Greenland is the largest island in the world and also the least populated area on the planet. It occupies 2.17 million square kilometers (19 times more than Bulgaria), inhabited by 56,000 people.

Most of them are descendants of the local Inuit. In some parts of Greenland, the sun does not appear for several months in winter and most of the island is covered with ice.

The rocky coastline and inaccessible mountainous terrain make the construction very complex and expensive. For this reason, there are not many roads, and smaller towns and villages (some less than 50 people) are only accessible by plane, water or skiing
There is only one international airport in Greenland, which is located "in the middle of nowhere", and direct flights to the capital Nuuk and the other two major cities Sisimiut and Ilulissat (each with a population of 5,000 people) are not very regular.

Two additional airports are planned to be built in Nuuk and Elissa in the coming years, with locals hoping to boost the country's tourism industry.

Lars Pedersen moved to Greenland in 2011 to work. "Greenland will appeal to you if you like to live in nature. Personally, I am not very adventurous. I like to enjoy the scenery, but from the balcony with a cup of coffee at hand."

Before buying his house, he lived in an apartment provided by the employer. After World War II, many Greenlanders began living in such state-backed housing or local businesses.

This practice has been maintained to this day. In fact, the government is also the largest employer on the island. Other key sectors are fishing and tourism.

In large cities, most people live in multi-story buildings. According to Kenneth Mortensen, living in an apartment is a lot easier because you don't have to remove a lot of snow in the winter. But there are people who prefer single-family homes.

"In the past, there were only a few families who built their houses, but now more people prefer this option," says Danish-born architect Thomas Reyes, who has lived in Greenland for 20 years.

The capital of Nuuk is located on one of the Greenland Peninsula and most of the usable land has already been developed. Land suitable for construction is very difficult.

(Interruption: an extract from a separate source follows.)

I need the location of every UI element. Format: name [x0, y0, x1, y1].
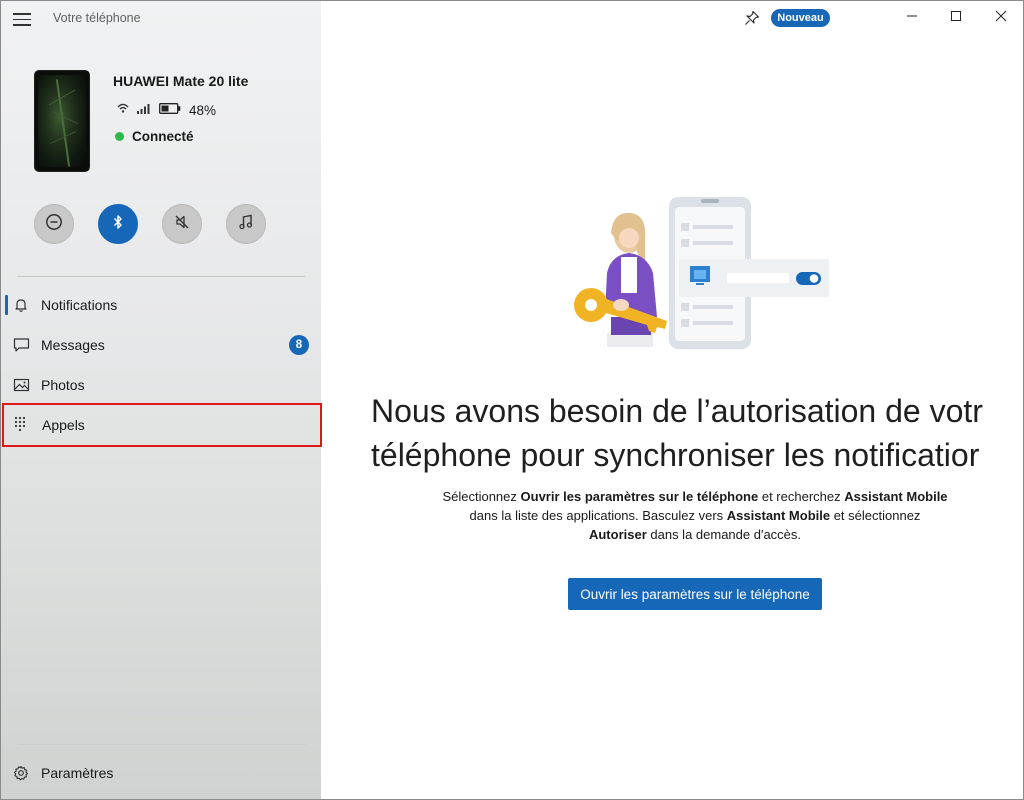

Since the locals-only own the building and the right to build, the state has the right to reclaim the land. However, this rarely happens, says Reese.

However, the lack of private ownership means that there are no fences between individual properties, and even a small vegetable garden requires a permit from the municipality. More and more people are moving to big cities in search of better education and better jobs, which also leads to higher property prices.

In small cities, the picture is quite different. Some have abandoned homes that no one wants to buy. Many do not have water, sanitation or even electricity.